Revealing the effect of oriented microstructures on the anisotropy of fatigue crack propagation behavior in TiB2/Al-Cu-Mg-Mn composite

The particle-reinforced metal matrix composite extruded plate exhibits oriented microstructures including elongated grains and aligned distribution of phases/particles, directly influencing the anisotropy in fatigue crack propagation (FCP). It is found that the crack advances perpendicularly to oriented microstructures when the load is parallel to the long axis of elongated grains (E-T sample), exhibiting the lowest FCP rate. When the sample is loaded along the short axis of elongated grains (T-E sample), the crack is parallel to the oriented microstructures, exhibiting the highest FCP rate. The influence of particles on crack propagation is dependent on the width of particle band.
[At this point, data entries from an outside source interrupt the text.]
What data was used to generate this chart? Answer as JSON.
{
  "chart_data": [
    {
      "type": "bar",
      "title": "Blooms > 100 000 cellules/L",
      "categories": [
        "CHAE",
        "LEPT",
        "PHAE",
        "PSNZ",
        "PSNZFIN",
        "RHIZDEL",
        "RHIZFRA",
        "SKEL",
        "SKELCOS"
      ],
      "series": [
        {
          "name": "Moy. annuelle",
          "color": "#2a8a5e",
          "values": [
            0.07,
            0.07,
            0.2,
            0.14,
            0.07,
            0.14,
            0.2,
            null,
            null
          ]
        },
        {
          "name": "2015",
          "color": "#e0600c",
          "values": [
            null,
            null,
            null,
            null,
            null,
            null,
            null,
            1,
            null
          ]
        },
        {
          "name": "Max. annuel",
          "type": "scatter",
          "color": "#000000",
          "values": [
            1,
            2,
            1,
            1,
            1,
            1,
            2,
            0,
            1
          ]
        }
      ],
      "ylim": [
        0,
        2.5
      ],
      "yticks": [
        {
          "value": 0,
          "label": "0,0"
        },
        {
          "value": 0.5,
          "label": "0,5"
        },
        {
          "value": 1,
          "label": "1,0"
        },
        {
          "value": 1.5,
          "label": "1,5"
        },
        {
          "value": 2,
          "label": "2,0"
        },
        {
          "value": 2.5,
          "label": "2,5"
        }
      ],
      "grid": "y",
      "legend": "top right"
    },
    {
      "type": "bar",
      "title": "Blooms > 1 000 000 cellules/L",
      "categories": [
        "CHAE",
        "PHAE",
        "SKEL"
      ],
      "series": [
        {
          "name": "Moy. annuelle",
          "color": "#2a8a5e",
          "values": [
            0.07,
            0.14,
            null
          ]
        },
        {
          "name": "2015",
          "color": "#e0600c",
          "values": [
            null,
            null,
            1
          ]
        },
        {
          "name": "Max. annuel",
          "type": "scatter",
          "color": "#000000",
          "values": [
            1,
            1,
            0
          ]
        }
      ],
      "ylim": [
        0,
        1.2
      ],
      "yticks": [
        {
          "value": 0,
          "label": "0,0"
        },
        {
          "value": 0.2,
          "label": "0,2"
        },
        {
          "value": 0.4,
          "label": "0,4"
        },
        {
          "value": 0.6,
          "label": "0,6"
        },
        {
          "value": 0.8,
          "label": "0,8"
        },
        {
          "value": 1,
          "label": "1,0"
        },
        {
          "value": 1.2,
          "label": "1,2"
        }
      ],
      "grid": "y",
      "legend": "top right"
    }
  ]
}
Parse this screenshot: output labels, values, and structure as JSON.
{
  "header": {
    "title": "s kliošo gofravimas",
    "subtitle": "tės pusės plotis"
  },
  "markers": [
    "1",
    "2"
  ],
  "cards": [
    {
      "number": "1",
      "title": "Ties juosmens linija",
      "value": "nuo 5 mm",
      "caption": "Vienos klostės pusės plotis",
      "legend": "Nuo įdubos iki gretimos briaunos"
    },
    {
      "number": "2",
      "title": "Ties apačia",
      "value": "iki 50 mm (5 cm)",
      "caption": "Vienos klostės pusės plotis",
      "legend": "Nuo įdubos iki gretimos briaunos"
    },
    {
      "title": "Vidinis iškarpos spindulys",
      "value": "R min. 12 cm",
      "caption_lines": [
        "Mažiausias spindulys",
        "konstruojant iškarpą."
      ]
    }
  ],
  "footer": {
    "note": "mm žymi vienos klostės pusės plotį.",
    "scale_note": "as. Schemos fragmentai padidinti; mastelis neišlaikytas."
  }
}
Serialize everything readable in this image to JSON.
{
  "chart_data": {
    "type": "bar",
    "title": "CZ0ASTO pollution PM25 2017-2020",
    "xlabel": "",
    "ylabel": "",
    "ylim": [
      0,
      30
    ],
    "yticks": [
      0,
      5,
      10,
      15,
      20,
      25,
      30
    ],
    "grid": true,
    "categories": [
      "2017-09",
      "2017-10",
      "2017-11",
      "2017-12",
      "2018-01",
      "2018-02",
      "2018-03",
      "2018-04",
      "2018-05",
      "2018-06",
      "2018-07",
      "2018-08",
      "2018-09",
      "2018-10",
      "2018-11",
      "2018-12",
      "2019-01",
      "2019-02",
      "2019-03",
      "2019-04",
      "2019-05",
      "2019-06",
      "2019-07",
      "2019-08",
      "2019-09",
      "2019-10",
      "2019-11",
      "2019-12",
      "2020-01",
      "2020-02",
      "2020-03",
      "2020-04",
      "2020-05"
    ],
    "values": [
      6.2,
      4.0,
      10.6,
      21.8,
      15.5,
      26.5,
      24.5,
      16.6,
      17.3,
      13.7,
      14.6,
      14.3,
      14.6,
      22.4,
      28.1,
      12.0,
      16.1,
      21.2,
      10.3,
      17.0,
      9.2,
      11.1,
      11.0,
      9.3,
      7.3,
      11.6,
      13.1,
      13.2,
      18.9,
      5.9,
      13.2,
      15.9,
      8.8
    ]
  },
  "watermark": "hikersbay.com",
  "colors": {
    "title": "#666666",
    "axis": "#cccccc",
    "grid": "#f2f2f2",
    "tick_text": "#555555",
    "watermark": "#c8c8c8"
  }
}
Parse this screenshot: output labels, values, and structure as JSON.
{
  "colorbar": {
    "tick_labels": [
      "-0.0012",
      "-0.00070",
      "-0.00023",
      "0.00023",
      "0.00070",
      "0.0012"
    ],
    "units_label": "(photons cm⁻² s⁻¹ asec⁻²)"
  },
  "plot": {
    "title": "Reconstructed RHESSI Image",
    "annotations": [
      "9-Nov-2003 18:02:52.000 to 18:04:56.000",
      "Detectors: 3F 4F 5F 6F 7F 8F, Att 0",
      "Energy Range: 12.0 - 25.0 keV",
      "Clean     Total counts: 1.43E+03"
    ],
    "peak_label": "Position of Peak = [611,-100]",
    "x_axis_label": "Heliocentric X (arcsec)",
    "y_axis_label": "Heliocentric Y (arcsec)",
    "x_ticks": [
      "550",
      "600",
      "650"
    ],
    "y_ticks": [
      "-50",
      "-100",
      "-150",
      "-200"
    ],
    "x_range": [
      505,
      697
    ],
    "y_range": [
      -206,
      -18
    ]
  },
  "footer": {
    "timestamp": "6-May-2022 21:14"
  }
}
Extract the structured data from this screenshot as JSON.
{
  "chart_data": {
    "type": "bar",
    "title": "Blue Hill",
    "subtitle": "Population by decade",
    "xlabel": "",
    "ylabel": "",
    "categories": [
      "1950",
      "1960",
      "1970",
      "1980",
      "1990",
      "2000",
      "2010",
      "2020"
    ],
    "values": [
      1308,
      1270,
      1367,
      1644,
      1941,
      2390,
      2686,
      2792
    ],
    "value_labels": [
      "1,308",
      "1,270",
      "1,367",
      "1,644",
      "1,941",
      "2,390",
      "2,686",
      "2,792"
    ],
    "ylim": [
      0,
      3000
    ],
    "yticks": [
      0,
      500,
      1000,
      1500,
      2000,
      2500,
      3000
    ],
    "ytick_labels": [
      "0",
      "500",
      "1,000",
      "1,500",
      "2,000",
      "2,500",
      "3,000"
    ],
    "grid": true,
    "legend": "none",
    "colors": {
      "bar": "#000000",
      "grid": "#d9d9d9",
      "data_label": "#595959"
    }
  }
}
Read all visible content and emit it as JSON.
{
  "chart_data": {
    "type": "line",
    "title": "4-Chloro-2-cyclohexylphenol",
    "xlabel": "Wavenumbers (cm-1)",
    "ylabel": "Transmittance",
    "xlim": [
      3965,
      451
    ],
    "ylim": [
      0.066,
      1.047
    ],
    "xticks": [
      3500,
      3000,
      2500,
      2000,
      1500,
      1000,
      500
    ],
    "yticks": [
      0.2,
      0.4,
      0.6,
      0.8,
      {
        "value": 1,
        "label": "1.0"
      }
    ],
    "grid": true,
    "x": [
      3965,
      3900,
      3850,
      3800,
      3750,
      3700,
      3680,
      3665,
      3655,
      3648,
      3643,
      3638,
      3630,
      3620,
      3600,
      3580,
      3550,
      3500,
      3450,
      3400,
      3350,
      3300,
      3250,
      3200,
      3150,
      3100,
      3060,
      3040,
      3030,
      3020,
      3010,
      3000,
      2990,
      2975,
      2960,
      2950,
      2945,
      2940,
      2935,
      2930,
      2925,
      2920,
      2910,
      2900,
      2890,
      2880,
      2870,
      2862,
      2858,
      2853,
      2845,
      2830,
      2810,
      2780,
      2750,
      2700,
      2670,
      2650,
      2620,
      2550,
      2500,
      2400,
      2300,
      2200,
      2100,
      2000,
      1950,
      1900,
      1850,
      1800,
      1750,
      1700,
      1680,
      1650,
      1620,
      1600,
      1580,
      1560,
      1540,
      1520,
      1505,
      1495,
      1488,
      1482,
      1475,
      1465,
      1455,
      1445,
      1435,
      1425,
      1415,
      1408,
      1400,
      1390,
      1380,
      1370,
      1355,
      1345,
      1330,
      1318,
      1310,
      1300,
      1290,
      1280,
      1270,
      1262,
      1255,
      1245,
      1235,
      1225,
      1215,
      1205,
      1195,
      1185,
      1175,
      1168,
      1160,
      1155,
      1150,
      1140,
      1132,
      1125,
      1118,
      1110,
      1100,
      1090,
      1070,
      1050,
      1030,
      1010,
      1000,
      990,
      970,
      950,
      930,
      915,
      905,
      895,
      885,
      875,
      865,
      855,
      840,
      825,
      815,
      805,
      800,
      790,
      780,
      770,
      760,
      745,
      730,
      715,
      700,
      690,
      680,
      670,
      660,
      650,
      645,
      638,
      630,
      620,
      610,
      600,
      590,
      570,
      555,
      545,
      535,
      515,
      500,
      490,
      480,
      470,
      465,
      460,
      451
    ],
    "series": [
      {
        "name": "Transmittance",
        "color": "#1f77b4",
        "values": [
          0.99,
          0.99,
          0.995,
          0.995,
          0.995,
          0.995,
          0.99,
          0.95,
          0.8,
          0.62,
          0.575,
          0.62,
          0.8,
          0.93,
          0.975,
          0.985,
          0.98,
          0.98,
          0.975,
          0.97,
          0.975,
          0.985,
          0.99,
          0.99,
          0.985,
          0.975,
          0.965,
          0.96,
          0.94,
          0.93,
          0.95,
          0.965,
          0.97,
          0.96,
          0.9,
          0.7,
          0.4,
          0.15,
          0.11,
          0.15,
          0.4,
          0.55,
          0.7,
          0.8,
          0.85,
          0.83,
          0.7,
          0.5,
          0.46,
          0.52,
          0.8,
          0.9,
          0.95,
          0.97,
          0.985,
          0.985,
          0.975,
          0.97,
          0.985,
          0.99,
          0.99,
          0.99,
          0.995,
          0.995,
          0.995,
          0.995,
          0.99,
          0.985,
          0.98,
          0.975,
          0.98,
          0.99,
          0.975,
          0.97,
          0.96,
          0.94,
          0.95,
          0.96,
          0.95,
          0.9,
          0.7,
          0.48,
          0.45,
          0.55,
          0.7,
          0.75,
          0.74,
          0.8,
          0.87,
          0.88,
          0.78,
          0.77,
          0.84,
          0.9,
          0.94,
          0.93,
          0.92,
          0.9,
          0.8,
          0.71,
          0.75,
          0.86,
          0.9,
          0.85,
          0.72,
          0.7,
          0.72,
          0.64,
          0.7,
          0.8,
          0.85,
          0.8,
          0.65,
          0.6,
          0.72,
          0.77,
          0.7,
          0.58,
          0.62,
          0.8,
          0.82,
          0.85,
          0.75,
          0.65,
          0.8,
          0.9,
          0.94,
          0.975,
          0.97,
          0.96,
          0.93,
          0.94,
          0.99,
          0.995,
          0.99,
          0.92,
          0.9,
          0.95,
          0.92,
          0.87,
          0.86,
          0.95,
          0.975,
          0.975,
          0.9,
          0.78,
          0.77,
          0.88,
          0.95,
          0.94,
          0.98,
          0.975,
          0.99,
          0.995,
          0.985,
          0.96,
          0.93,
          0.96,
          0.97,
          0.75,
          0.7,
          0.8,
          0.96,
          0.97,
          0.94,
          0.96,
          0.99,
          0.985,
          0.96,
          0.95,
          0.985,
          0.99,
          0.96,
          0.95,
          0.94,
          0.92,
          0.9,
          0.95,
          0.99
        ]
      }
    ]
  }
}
Narrow particle bands promote crack deflection and retard FCP. Wide particle bands weaken the hindering effect as numerous particles shorten dislocation slip distance. The rod-shaped T-Al20Cu2Mn3 dispersoids can carry larger load transfer than other two loading directions when the sample is loaded along extrusion direction. Overall, the geometric shielding from oriented microstructures is an important factor in the anisotropy of FCP. The particle-induced geometric shielding contribution is decreased in the case of loading perpendicular to particle bands, resulting in the enhancement of the FCP anisotropy behavior.